11. The computer-implemented method as claimed in claim 10, comprising successively iterating the training feedback process and the weak class compensation process until it is determined in the training feedback process that no further additional synthetic images are required or until a training threshold number of iterations has been performed.
12. The computer-implemented method as claimed in claim 1, further comprising training the image processing ML model using the enhanced training set of images.
13. The computer-implemented method as claimed in claim 12, wherein the computer-implemented method comprises using the image processing ML model after training.
14. The computer-implemented method as claimed in claim 1, wherein the image processing ML model comprises an image retrieval model.
15. The computer-implemented method as claimed in claim 14, wherein the image retrieval model is for searching among video frames for at least one image similar to a query image.
16. The computer-implemented method as claimed in claim 15, wherein the query image comprises an object and the video frames comprises video frames from a surveillance video.
17. The computer-implemented method as claimed in claim 15, wherein the query image comprises a vehicle and/or the video frames comprises video frames from a traffic camera video.
18. The computer-implemented method as claimed in claim 14, wherein the image retrieval model is for face recognition.
19. A computer program which, when run on a computer, causes the computer to carry out a method comprising:
generating, using an image-to-text model, image descriptions of images in an original training set of images;
determining, using at least one large language model, LLM, and based on the image descriptions, at least one domain and/or class which is unrepresented or under-represented in the original training set;
generating, using a second LLM and based on the determination of the at least one domain and/or class, at least one instruction for a third LLM to generate at least one text prompt;
generating, using the third LLM and based on the at least one instruction, the at least one text prompt for a text-to-image model;
generating, using the text-to-image model and based on the at least one text prompt, at least one synthetic image; and
generating an enhanced training set of images for use in training an image processing machine learning, ML, model, the enhanced training set of images comprising the original training set of images and the at least one synthetic image.

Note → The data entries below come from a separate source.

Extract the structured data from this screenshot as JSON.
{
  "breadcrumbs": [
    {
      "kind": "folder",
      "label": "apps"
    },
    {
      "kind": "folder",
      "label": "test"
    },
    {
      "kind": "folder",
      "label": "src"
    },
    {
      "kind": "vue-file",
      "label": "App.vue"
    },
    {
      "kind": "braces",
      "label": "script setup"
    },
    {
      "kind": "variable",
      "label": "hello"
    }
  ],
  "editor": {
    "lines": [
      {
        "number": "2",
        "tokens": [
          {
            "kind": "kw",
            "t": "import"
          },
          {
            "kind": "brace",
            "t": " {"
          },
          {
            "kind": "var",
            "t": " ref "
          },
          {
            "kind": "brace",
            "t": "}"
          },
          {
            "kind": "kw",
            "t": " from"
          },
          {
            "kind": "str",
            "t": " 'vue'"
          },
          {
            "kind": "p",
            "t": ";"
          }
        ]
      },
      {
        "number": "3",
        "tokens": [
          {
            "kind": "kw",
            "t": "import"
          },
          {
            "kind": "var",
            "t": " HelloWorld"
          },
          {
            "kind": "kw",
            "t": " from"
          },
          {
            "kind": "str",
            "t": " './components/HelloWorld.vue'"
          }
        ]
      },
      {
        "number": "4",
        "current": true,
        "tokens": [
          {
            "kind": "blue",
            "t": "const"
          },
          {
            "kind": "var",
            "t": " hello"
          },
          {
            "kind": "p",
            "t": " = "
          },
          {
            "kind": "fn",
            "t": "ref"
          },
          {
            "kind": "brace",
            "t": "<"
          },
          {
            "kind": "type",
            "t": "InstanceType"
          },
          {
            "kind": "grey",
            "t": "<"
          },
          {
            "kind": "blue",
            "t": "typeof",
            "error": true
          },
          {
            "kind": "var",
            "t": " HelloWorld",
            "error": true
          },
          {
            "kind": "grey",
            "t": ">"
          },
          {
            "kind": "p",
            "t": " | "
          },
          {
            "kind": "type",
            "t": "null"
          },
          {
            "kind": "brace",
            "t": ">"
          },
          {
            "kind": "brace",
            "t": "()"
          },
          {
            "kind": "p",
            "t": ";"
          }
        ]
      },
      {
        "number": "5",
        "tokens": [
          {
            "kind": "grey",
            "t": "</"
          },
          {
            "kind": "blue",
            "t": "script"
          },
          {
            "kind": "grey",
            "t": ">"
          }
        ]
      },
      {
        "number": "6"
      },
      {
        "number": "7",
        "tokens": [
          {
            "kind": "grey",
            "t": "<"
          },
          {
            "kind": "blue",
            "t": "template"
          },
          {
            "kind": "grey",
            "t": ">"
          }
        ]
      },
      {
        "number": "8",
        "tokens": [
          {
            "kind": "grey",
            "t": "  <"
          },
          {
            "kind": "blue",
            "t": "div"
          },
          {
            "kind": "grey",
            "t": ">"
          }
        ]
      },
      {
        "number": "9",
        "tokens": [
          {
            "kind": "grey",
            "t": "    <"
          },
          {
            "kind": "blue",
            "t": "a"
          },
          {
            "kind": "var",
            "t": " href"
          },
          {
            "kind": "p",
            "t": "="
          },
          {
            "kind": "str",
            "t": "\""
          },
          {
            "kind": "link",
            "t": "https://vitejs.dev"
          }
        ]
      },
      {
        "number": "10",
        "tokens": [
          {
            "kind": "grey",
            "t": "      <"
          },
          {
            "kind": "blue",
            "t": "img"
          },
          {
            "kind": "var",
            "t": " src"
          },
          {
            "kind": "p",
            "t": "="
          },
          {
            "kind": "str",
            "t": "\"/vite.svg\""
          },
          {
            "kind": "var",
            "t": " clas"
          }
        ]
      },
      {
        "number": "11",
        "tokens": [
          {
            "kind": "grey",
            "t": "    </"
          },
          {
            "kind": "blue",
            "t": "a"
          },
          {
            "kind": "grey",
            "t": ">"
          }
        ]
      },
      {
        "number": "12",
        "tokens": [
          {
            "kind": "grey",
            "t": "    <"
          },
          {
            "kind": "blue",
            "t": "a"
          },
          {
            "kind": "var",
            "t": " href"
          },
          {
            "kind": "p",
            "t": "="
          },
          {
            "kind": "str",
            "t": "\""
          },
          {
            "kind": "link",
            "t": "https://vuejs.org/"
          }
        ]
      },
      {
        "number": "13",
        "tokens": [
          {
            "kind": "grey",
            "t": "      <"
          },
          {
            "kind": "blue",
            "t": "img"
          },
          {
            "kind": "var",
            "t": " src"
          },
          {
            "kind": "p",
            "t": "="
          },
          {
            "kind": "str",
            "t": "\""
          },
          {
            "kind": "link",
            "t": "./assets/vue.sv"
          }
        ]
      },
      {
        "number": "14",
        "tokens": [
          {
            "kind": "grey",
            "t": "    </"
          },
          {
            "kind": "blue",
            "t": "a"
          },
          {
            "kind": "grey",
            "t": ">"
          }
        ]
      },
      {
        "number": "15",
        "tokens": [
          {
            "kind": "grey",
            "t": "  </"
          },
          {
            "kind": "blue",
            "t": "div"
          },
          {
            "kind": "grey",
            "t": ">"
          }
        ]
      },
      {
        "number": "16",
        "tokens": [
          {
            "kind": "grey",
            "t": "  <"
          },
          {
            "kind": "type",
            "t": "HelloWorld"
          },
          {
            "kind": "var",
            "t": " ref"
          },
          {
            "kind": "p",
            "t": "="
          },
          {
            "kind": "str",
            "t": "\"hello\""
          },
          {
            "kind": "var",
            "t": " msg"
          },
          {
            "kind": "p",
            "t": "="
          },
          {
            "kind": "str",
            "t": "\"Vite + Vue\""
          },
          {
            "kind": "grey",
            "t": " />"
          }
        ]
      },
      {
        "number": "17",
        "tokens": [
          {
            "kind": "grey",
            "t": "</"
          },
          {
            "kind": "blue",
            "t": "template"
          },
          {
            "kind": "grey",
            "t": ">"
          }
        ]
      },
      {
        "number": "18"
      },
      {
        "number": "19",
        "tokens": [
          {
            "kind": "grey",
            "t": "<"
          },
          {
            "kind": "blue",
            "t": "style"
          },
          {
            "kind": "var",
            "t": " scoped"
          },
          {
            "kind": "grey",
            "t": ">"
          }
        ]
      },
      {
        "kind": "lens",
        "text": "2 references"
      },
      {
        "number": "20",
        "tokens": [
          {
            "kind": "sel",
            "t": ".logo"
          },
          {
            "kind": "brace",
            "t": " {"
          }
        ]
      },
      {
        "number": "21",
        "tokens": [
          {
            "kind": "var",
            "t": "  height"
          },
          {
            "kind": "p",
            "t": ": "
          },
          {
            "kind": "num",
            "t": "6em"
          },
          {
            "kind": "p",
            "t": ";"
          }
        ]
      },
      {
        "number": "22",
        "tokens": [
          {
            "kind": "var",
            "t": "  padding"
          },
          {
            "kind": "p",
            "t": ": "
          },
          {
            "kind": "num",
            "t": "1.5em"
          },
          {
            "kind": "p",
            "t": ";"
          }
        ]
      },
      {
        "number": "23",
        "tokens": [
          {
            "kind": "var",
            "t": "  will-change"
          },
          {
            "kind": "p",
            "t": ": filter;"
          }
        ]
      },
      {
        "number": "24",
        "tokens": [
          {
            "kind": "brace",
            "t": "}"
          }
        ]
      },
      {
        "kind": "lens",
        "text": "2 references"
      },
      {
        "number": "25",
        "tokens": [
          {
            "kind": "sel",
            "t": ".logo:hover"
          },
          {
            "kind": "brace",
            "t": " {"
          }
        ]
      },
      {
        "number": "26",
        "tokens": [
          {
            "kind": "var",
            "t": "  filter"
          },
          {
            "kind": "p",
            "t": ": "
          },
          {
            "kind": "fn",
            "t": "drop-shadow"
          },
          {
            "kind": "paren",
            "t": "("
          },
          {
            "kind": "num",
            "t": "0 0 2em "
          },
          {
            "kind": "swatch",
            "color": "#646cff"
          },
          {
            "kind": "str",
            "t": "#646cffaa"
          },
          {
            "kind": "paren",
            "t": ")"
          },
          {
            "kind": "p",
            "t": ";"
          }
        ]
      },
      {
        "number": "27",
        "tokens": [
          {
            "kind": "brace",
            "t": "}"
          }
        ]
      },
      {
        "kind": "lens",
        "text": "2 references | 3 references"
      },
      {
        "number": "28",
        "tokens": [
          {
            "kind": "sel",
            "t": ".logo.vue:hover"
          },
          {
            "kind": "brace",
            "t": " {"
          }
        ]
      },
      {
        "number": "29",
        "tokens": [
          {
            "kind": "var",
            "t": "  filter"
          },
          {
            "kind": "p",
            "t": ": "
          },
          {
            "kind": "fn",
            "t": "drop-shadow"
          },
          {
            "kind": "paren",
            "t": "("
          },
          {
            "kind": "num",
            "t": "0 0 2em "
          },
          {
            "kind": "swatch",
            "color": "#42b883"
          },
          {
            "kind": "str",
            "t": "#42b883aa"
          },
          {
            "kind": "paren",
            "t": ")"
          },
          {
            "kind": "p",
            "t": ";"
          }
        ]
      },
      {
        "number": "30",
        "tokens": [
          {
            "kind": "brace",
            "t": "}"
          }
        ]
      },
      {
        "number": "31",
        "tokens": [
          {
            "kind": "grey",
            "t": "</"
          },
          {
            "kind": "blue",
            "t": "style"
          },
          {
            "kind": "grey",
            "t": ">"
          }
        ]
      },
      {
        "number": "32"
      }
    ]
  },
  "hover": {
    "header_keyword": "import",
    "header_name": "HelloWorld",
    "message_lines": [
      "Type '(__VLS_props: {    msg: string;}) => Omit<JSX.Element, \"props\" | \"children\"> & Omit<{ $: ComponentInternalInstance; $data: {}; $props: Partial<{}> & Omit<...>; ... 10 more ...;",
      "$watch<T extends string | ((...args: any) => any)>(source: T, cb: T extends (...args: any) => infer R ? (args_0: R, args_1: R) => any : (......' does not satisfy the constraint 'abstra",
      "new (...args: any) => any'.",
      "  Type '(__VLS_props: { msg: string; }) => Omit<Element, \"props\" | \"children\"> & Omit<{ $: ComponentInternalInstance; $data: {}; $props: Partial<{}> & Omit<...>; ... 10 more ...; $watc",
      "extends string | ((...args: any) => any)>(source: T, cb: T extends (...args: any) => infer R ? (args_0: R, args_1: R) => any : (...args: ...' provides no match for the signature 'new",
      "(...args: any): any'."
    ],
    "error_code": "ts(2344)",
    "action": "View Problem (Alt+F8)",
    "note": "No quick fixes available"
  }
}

20. An information processing apparatus comprising a memory and a processor connected to the memory, wherein the processor is configured to:
generate, using an image-to-text model, image descriptions of images in an original training set of images;
determine, using at least one large language model, LLM, and based on the image descriptions, at least one domain and/or class which is unrepresented or under-represented in the original training set;
generate, using a second LLM and based on the determination of the at least one domain and/or class, at least one instruction for a third LLM to generate at least one text prompt;
generate, using the third LLM and based on the at least one instruction, the at least one text prompt for a text-to-image model;
generate, using the text-to-image model and based on the at least one text prompt, at least one synthetic image; and
generate an enhanced training set of images for use in training an image processing machine learning, ML, model, the enhanced training set of images comprising the original training set of images and the at least one synthetic image.